Not a good thing for us low-po naturals!
Many low porosity naturals claim that coconut oil dries out their hair, so be wary of using coconut oil.
5) Focus On Your Ends
Nothing screams unhealthy low porosity hair like brittle, dry ends.
At every step in your curly hair routine, your ends should be a top priority. This is especially true in the winter, a time when your ends are at its most fragile.
Leave-in conditioners need to be concentrated at your ends first, and then applied to your roots. The same goes with your deep conditioner.
Your ends are your hair’s elders – so treat them with respect!

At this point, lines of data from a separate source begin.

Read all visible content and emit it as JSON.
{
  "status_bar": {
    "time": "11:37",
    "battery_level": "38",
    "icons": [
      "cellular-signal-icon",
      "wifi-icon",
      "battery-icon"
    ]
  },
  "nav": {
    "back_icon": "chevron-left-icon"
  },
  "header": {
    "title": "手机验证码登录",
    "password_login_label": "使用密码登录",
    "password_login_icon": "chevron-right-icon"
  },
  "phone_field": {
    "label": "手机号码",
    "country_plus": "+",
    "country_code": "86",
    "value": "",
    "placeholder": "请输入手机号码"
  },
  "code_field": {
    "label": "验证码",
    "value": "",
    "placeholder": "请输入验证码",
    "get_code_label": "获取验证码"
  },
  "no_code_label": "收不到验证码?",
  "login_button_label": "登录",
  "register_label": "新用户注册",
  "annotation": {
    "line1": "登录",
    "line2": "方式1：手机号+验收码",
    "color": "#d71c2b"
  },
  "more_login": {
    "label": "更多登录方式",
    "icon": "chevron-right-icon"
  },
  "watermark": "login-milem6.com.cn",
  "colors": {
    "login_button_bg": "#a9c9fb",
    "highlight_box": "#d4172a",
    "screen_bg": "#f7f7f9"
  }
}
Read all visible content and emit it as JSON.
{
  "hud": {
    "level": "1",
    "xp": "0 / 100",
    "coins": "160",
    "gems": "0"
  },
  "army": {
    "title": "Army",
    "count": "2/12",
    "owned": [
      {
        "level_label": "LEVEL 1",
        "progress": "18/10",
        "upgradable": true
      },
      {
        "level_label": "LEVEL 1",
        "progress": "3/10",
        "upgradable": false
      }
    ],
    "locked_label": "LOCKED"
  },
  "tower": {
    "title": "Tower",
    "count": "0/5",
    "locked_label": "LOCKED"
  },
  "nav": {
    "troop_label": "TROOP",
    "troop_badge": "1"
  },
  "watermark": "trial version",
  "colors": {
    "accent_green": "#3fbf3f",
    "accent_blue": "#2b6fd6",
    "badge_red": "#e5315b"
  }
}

6) Give Yourself a Scalp Massage
Healthy hair starts at the scalp.
For starters, it’s an efficient way to stimulate follicle activity because it promotes blood flow in your scalp.
Scalp massages are also a great way to loosen dirt buildup. Dirt and grime can latch onto hair follicles, slowing down hair growth. It can also weigh down new growth coming in, resulting in new growth hair loss.
Grab your favourite oil, put on some Netflix, and gently work some of that oil into your scalp using the pads of your fingertips (and not your nails). In a few months, you’ll notice thicker, healthier hair.
7) Vitamins, Exercise and Diet
As much as we hate to admit it, no routine can truly thrive without some sort of lifestyle change.
If you are determined to have long, healthy, moisturized natural hair, you should ensure that your micro (supplements) and macro (food) nutrients support healthy hair.
Did you know that your hair, skin, and nails are the last places in your body to receive nutrients? So, if you aren’t eating right or taking your supplements, your body will prioritize your essential organs first (such as the heart, brain, and lungs).
This is why when you’re deficient in critical nutrients, you will immediately notice it in your hair, skin and nails.
Exercise is another key part of a healthy hair routine, and a healthy physical life. Exercising naturals swear that exercising regularly, in addition to a healthy diet, boosts their hair growth cycle significantly.
Healthy hair starts with a healthy body. If you focus on what you consume just as much as what products you put on your hair, you’ll notice a significant increase in your hair health.
Final Thoughts on Your New Low Porosity Hair Routine
There are many ways to maintain a healthy low porosity hair routine. By deep conditioning, protective styling, exercising, and using the rest of the above tips, you are ensuring that your hair is at optimal conditions for growth.